- Born: 오세림 Korea
- Other names: Oh Se-Rim
- Nationality: South Korea
- Style: Hapkido
- Trainer: Ji Han-Jae
- Rank: former president of KHF, Grandmaster

Other information
- Occupation: Martial artist
- Notable relatives: Kwon Tae-Man (fellow)
- Notable club: Korea Hapkido Federation (KHF)
- Notable schools: Sung Moo Kwan, An Moo Kwan

= Oh Se-lim =

South Korean hapkidoin

Oh Se-Lim was an early Korean hapkido practitioner and a pioneer of the art. He had been the president of the Korea Hapkido Federation for 18 years.

== Life ==
Oh began his study of hapkido at Ji Han-Jae's first hapki yukwonsool school, the An Moo Kwan in Andong, Gyeongsangbuk-do. Fellow students were Kwon Tae-Man, and Yoo Young-Woo.
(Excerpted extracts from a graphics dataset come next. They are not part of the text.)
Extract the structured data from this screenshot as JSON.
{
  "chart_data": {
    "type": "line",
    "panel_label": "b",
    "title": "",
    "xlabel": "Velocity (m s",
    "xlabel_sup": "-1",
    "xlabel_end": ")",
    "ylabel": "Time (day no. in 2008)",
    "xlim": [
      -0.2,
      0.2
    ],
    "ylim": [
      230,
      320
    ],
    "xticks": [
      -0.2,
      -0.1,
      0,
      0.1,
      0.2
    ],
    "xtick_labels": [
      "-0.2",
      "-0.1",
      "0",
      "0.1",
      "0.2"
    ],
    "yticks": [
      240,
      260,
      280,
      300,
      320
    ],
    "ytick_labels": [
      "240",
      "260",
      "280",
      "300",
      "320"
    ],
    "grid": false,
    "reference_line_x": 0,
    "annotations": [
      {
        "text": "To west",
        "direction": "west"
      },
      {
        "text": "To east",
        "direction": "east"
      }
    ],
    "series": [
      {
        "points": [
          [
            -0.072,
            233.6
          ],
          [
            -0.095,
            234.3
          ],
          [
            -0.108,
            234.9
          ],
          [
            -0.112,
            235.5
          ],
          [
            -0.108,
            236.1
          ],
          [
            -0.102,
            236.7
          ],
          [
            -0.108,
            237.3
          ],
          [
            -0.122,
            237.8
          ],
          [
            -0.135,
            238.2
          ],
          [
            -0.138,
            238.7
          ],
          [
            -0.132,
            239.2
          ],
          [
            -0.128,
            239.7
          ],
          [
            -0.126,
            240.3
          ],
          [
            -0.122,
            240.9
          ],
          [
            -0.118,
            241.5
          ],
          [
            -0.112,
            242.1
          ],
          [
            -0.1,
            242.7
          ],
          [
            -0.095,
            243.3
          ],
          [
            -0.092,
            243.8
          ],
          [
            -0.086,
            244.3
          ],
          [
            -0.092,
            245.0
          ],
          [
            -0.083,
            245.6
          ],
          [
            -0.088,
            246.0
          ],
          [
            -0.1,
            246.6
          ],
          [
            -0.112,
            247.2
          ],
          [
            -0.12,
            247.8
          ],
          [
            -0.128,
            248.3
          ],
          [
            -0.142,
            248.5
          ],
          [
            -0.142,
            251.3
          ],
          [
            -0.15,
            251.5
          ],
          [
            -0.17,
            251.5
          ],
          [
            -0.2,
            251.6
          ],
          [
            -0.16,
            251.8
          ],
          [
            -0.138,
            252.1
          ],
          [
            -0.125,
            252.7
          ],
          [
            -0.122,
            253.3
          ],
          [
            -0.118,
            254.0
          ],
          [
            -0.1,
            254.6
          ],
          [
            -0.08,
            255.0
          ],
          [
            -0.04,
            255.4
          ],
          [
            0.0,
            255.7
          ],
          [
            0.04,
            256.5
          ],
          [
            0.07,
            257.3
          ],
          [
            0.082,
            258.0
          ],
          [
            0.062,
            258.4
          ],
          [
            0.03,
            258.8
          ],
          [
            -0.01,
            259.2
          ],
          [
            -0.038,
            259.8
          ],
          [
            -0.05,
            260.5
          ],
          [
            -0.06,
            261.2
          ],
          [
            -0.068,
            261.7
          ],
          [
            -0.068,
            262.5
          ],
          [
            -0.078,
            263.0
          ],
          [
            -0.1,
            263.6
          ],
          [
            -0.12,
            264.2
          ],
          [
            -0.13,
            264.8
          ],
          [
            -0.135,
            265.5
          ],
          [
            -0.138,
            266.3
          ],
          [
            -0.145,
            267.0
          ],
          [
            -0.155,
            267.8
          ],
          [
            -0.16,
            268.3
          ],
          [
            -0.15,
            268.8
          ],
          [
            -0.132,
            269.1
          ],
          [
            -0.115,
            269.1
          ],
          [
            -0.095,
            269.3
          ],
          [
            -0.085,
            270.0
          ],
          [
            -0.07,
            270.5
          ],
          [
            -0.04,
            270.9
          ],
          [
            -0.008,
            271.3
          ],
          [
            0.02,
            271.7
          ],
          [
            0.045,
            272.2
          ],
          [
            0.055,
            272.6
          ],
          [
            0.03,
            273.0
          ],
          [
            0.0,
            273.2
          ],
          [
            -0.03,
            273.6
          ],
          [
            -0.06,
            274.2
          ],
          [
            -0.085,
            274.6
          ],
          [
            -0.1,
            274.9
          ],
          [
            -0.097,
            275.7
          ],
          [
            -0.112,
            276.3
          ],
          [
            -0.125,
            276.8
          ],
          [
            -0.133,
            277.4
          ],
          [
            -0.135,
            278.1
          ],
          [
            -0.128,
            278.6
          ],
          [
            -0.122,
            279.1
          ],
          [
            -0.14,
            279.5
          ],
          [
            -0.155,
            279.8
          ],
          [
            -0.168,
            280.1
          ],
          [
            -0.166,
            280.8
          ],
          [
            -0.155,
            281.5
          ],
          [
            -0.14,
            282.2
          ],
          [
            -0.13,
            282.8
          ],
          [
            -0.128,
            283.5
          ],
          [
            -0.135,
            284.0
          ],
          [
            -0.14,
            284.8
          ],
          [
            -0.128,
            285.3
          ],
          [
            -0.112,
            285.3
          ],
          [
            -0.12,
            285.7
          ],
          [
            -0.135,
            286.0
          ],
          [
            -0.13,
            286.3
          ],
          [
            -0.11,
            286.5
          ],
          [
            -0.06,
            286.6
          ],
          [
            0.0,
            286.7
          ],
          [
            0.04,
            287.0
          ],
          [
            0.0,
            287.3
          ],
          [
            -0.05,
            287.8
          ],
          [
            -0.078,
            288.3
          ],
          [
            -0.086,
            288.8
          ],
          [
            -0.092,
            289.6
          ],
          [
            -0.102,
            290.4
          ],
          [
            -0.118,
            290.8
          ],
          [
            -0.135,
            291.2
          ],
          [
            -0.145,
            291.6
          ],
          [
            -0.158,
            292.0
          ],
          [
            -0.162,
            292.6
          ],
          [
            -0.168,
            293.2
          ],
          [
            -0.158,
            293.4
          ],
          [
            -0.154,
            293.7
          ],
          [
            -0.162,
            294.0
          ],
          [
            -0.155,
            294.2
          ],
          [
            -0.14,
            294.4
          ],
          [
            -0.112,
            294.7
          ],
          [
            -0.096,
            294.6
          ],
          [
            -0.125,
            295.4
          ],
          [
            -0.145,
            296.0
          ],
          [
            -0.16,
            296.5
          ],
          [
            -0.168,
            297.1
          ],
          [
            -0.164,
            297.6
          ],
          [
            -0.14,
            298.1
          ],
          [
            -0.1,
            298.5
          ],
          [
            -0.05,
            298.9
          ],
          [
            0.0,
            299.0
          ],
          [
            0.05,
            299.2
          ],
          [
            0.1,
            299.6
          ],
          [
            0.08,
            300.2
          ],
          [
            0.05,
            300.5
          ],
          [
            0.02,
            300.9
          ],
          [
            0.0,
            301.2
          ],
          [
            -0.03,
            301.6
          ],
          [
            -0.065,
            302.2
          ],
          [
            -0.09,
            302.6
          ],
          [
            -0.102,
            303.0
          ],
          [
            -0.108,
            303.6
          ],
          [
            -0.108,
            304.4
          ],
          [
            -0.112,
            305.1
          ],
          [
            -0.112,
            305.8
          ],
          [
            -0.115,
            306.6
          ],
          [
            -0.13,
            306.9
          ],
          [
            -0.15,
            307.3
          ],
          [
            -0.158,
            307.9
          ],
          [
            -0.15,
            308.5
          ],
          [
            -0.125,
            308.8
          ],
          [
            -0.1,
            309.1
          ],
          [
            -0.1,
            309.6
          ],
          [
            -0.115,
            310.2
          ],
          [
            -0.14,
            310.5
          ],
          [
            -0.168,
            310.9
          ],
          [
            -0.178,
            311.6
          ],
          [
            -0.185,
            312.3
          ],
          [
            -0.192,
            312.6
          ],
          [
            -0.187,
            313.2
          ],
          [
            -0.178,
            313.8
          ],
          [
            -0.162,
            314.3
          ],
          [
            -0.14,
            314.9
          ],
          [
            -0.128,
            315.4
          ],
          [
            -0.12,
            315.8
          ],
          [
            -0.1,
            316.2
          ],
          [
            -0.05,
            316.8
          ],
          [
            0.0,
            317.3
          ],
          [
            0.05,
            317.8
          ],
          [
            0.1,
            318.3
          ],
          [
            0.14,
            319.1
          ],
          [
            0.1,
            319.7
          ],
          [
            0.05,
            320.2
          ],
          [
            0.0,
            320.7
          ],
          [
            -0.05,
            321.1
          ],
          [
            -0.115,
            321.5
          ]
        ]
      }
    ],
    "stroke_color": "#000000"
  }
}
He continued training at Majang, Seongdong, Seoul in 1957. Oh joined other senior practitioners already training in Seoul at that time, early hapkido practitioners Hwang Deok-Kyoo (latter day president of the Korea Hapkido Association), Myung Kwang Sik (latter day founder of the World Hapkido Federation), Lee Tae Jun, Kim Yong-Jin (founder of the Ulji Kwan), Kang Jong-Soo, and Kim Yong-Whan.

== Accomplishments ==
Oh Se-Lim was elected the president of the Korea Hapkido Association in 1980. By 1983 Oh Se-Lim, with political problems and many of the original founding members of the Korea Hapkido Association departing (Ji Han-Jae, Myung Jae-Nam), renamed the association by the name first used by the organization he had first been a part of with Master Ji, the Dae Han Hapkido Hyub Hoe, with a new preferred English rendering; the Korea Hapkido Federation (KHF). Master Oh resigned the position of the president of the KHF, that was succeeded by Kim Jong-Yoon in 2008.